Now actually, I rather like the Oxford Union. For all the stick it gets from us in the student press, what harm does it really do? True, it drains the bank balances of eager-but-naïve freshers. And it consumes the lives dozens of hunched and desperate hacks, clinging to their last cracking, desiccated vestiges of humanity. 

I am not a member, but I am still glad that the place exists. Partly, I admit, this is because of its similarity to the world of student journalism. There’s a reason we both get called hacks. We also like them because they provide so much fodder for our news stories: minor corruption, in-fighting, big events.

All (cynical political student) life is there. More generously, my friends assure me that they do good things for Oxford, and really work for their members. This they said as they stood eager and wide-eyed upon the precipice, dreaming of the plunge into Seccies’ sweet delights. I must admit that I prefer the controversies.

The Union has not had a spectacular few weeks. We had ‘ballot-gate’ – the scandal that literally no one was talking about – in which the it was revealed that, unthinkably, the Union President, after spending weeks organising an event, might quite like to have some of his friends come along as well.

The Union has also been the object of one of the periodic media blizzards that are wont to blow up around its more controversial invitations. To their credit, they have actually handled the Assange issue well thus far, solidly putting the case for free and open debate against a band of passionate but suspiciously illiberal-looking no-platform protesters.

Now we have Nick Griffin’s non-invitation to add to our list. At first glance this seems like only the latest addition to a catalogue of inept institutional cock-ups. The explanation given is that one member of Secretary’s Committee – the most junior rung on the Union’s ladder – ‘arbitrarily’ invited the BNP leader.

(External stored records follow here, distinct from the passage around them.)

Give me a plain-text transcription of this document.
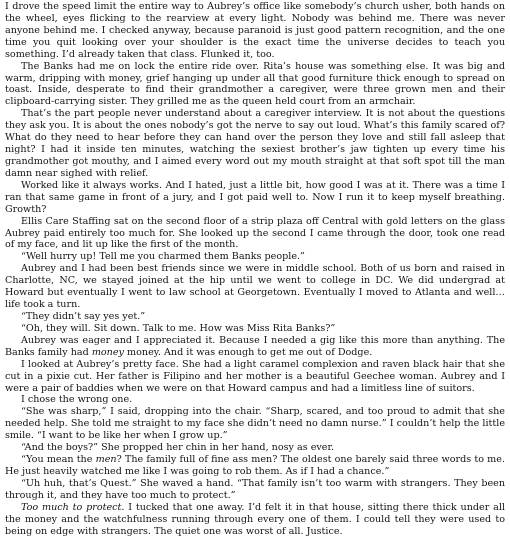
I drove the speed limit the entire way to Aubrey’s office like somebody’s church usher, both hands on the wheel, eyes flicking to the rearview at every light. Nobody was behind me. There was never anyone behind me. I checked anyway, because paranoid is just good pattern recognition, and the one time you quit looking over your shoulder is the exact time the universe decides to teach you something. I’d already taken that class. Flunked it, too.

The Banks had me on lock the entire ride over. Rita’s house was something else. It was big and warm, dripping with money, grief hanging up under all that good furniture thick enough to spread on toast. Inside, desperate to find their grandmother a caregiver, were three grown men and their clipboard-carrying sister. They grilled me as the queen held court from an armchair.

That’s the part people never understand about a caregiver interview. It is not about the questions they ask you. It is about the ones nobody’s got the nerve to say out loud. What’s this family scared of? What do they need to hear before they can hand over the person they love and still fall asleep that night? I had it inside ten minutes, watching the sexiest brother’s jaw tighten up every time his grandmother got mouthy, and I aimed every word out my mouth straight at that soft spot till the man damn near sighed with relief.

Worked like it always works. And I hated, just a little bit, how good I was at it. There was a time I ran that same game in front of a jury, and I got paid well to. Now I run it to keep myself breathing. Growth?

Ellis Care Staffing sat on the second floor of a strip plaza off Central with gold letters on the glass Aubrey paid entirely too much for. She looked up the second I came through the door, took one read of my face, and lit up like the first of the month.

“Well hurry up! Tell me you charmed them Banks people.”

Aubrey and I had been best friends since we were in middle school. Both of us born and raised in Charlotte, NC, we stayed joined at the hip until we went to college in DC. We did undergrad at Howard but eventually I went to law school at Georgetown. Eventually I moved to Atlanta and well… life took a turn.

“They didn’t say yes yet.”

“Oh, they will. Sit down. Talk to me. How was Miss Rita Banks?”

Aubrey was eager and I appreciated it. Because I needed a gig like this more than anything. The Banks family had money money. And it was enough to get me out of Dodge.

I looked at Aubrey’s pretty face. She had a light caramel complexion and raven black hair that she cut in a pixie cut. Her father is Filipino and her mother is a beautiful Geechee woman. Aubrey and I were a pair of baddies when we were on that Howard campus and had a limitless line of suitors.

I chose the wrong one.

“She was sharp,” I said, dropping into the chair. “Sharp, scared, and too proud to admit that she needed help. She told me straight to my face she didn’t need no damn nurse.” I couldn’t help the little smile. “I want to be like her when I grow up.”

“And the boys?” She propped her chin in her hand, nosy as ever.

“You mean the men? The family full of fine ass men? The oldest one barely said three words to me. He just heavily watched me like I was going to rob them. As if I had a chance.”

“Uh huh, that’s Quest.” She waved a hand. “That family isn’t too warm with strangers. They been through it, and they have too much to protect.”

Too much to protect. I tucked that one away. I’d felt it in that house, sitting there thick under all the money and the watchfulness running through every one of them. I could tell they were used to being on edge with strangers. The quiet one was worst of all. Justice.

You could just picture the scene, the mad email exchanges and discarded vacation work, as the world’s most prestigious debating society, and the clueless undergraduates who run it, scrabbled around for people to invite and fill up debates only weeks away. Then a hopeful fresher, eager to please, thinks: “Nick Griffin? That won’t cause any problems.” The Union was certainly swift in revoking that invitation when the news broke. The Union giveth, and the Union taketh away.

But there is more to this story than an embarrassingly miscued invitation sent to a man whom I shall here politely call ‘controversial’. For the Union did not simply withdraw the invitation and leave it at that. It came out all guns blazing against the only Nick in Britain now less popular than the Deputy Prime Minister. A Union spokesperson stated: “The Oxford Union does not wish to be associated with the BNP in any way whatsoever. We strongly disagree with their views.”

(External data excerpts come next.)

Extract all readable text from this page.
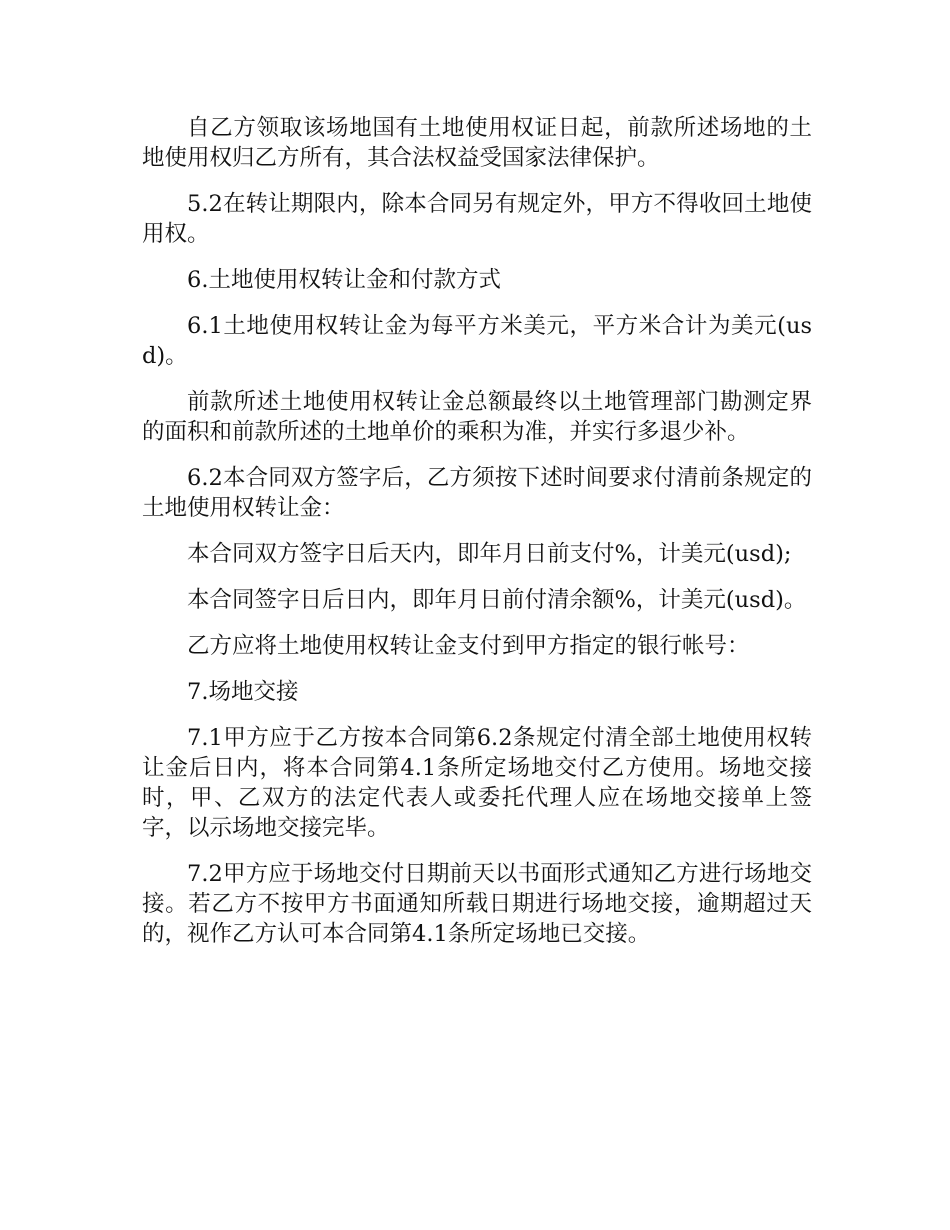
自乙方领取该场地国有土地使用权证日起，前款所述场地的土地使用权归乙方所有，其合法权益受国家法律保护。

5.2在转让期限内，除本合同另有规定外，甲方不得收回土地使用权。

6.土地使用权转让金和付款方式

6.1土地使用权转让金为每平方米美元，平方米合计为美元(usd)。

前款所述土地使用权转让金总额最终以土地管理部门勘测定界的面积和前款所述的土地单价的乘积为准，并实行多退少补。

6.2本合同双方签字后，乙方须按下述时间要求付清前条规定的土地使用权转让金：

本合同双方签字日后天内，即年月日前支付%，计美元(usd);

本合同签字日后日内，即年月日前付清余额%，计美元(usd)。

乙方应将土地使用权转让金支付到甲方指定的银行帐号：

7.场地交接

7.1甲方应于乙方按本合同第6.2条规定付清全部土地使用权转让金后日内，将本合同第4.1条所定场地交付乙方使用。场地交接时，甲、乙双方的法定代表人或委托代理人应在场地交接单上签字，以示场地交接完毕。

7.2甲方应于场地交付日期前天以书面形式通知乙方进行场地交接。若乙方不按甲方书面通知所载日期进行场地交接，逾期超过天的，视作乙方认可本合同第4.1条所定场地已交接。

I always thought that the Union was meant to be a neutral debating platform, a Switzerland where opponents could gather to hammer out their differences and have their points freely heard. Its only value should be that of free speech. Its job is to live up to Harold Macmillan’s impossibly, splendidly hyperbolic claim that it represents “the last bastion of free speech in the Western world.”

Last week, this bastion started adopting corporate political positions, not only disowning nasty Nick, but also supporting his opponents. The Union “commends the work” of Hope not Hate, an anti-fascist organization backed by The Daily Mirror. Hope not Hate is certainly an attractive cause, adopting unifying positions like anti-racism and anti-hate, albeit with a somewhat partisan support base very much to the left of the spectrum. The Union’s debating chamber may pass as many politically transient motions as it wishes.

But when the committees and executive – the guys who actually set up these debates – start becoming political, then the Union begins to lose credibility fast. For those of you who fondly imagine that the chamber over which Gladstone once presided still holds some place in our national life, this outburst was as wrong, as transgressive of basic principles, as if the BBC were to adopt a policy of not covering particular viewpoints.

And don’t kid yourself that this is an abstract, academic point, borne of some priggish fetish for correct and decorous conduct. In fact, it directly undermines the case which the Union had been making so well just the week before, in defence of the Assange invitation. You might not agree with the reasoning behind it, but it was perfectly coherent.

A Union invitation does not condone. Guests can be cross-examined. The Union is neutral. The idea of the Union adopting a political position or pursuing an agenda goes brazenly against this principle. Now it seems that the Union’s invitations are motivated by political opinions and specific agendas after all. And if that is really the case, then the Assange invitation starts to look more like a vote of support. The Union stops being neutral.